GREENE'S JEALOUSY OF SHAKESPEARE

This document was originally published in The Drama: Its History, Literature and Influence on Civilization, vol. 13. ed. Alfred Bates. London: Historical Publishing Company, 1906. pp. 104-107.

As early as 1592 Shakespeare is publicly recognized, not only as an actor of distinction, but as a dramatist whose work had excited the envy and indignation of his contemporaries, and especially of one so accomplished and eminent, so good a scholar and master of the playwright's craft, as Robert Greene. Greene had, it is true, much of the irritability and excitable temper often found in the subordinant ranks of the poetical fraternity, and he often talks of himself, his doings and associates in a highly-colored and extravagant way. But his reference to Shakespeare is especially deliberate, being in the form of a solemn and last appeal to his friends among the scholarly dramatists to relinquish their connection with the presumptuous and ungrateful stage. In his Groatsworth of Wit, published by his friend Chettle a few weeks after his death, Green urges three of his friends, apparently Marlowe, Lodge and Peele, to give up writing for the players. "Base-minded men, all three of you, if by my misery ye be not warned; for unto none of you like me sought those burs to cleave; those puppets, I mean, who speak from our mouths, those anticks garnisht in our colors. . . . There is an upstart Crow, beautiful in our feathers, that, with his tiger's heart wrapt in a player's hide, supposes he is as well able to bombast out a blank verse as the best of you, and, being an absolute Johannes Factotum, is, in his own conceit, the only Shakescene in the country. Oh, that I might entreat your rare wits to be employed in more profitable courses, and let these apes imitate your past excellence, and never more acquaint them with your admired inventions."

This curious passage bears testimony to Shakespeare's assured position and rapid advance in his profession. The very term of reproach applied to him, "Johannes Factotum," is a tribute to his industry and practical ability. From the beginning of his career he must have been in the widest and best sense a utility man, ready to do any work connected with the theatre and stage, and eminently successful in all he undertook.
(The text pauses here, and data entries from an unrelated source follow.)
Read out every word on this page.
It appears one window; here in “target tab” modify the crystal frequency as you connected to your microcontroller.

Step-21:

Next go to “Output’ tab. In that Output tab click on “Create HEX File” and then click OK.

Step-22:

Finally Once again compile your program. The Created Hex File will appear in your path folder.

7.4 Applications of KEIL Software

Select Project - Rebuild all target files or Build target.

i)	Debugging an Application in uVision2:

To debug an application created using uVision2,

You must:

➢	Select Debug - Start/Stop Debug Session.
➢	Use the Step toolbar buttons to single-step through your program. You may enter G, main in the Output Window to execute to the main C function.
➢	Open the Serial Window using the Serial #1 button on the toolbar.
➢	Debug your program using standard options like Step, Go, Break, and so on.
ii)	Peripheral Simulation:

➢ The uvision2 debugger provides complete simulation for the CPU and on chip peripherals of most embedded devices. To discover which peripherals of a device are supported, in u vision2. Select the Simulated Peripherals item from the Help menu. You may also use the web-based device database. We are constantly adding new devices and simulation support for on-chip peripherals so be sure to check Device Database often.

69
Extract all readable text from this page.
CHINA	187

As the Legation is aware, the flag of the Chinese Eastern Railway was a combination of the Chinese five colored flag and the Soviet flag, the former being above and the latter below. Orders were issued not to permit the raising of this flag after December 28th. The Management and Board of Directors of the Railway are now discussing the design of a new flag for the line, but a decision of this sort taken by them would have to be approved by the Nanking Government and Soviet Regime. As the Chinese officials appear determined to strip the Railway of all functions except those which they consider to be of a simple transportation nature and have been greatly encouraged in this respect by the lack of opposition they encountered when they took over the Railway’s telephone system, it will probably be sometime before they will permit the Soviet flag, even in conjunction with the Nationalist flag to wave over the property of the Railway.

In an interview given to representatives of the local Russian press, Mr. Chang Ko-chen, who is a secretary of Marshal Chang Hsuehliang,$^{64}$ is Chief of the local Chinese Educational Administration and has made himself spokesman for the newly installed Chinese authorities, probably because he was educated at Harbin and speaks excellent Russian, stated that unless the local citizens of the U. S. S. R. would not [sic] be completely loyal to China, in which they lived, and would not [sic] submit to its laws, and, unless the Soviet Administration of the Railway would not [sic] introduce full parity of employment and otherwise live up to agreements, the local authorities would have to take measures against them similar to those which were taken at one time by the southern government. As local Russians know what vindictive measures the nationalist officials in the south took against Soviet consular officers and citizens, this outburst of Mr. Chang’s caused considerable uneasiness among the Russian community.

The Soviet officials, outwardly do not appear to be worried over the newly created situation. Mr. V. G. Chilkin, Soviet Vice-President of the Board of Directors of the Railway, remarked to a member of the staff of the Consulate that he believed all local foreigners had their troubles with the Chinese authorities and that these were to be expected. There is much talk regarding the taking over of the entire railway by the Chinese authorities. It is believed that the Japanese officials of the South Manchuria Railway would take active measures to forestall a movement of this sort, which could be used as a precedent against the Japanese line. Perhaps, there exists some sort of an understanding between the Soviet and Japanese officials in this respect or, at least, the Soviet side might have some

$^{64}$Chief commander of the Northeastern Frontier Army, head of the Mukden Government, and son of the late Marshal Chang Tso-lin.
He had evidently made his mark as an actor, as it is in that character he is referred to by Greene, and denounced for going beyond his province and usurping the functions of the dramatist. Greene's words imply that Shakespeare was not only acknowledged as a good actor, but that he was already distinguished by his dramatic success in revising and rewriting existing plays. This is confirmed by the parodied line--"a tiger's heart wrapt in a woman's hide"--from the third part of Henry VI, revised, if not originally written by Shakespeare, and produced before Greene's death, which took place in September, 1592. Indeed, all the three parts of Henry VI, in the revised form, appear to have been acted during the spring and summer of that year. It is not improbable that two or three of Shakespeare's early comedies may also have been produced before Greene's death; and if so, his resentment, as an academic scholar, against the country actor who had not only become a dramatist, but had excelled Greene himself in his chosen field of romantic comedy, becomes intelligible enough. Even in his wrath, however, Greene bears eloquent witness to Shakespeare's diligence, ability and success, both as actor and playwright. Of Shakespeare's amazing industry, and also of his success, there is ample evidence. Within six or seven years he not only produced the brilliant, reflective and descriptive poems of Venus and Adonis and Lucrece, but at least fifteen of his dramas, including tragedies, comedies and historical plays.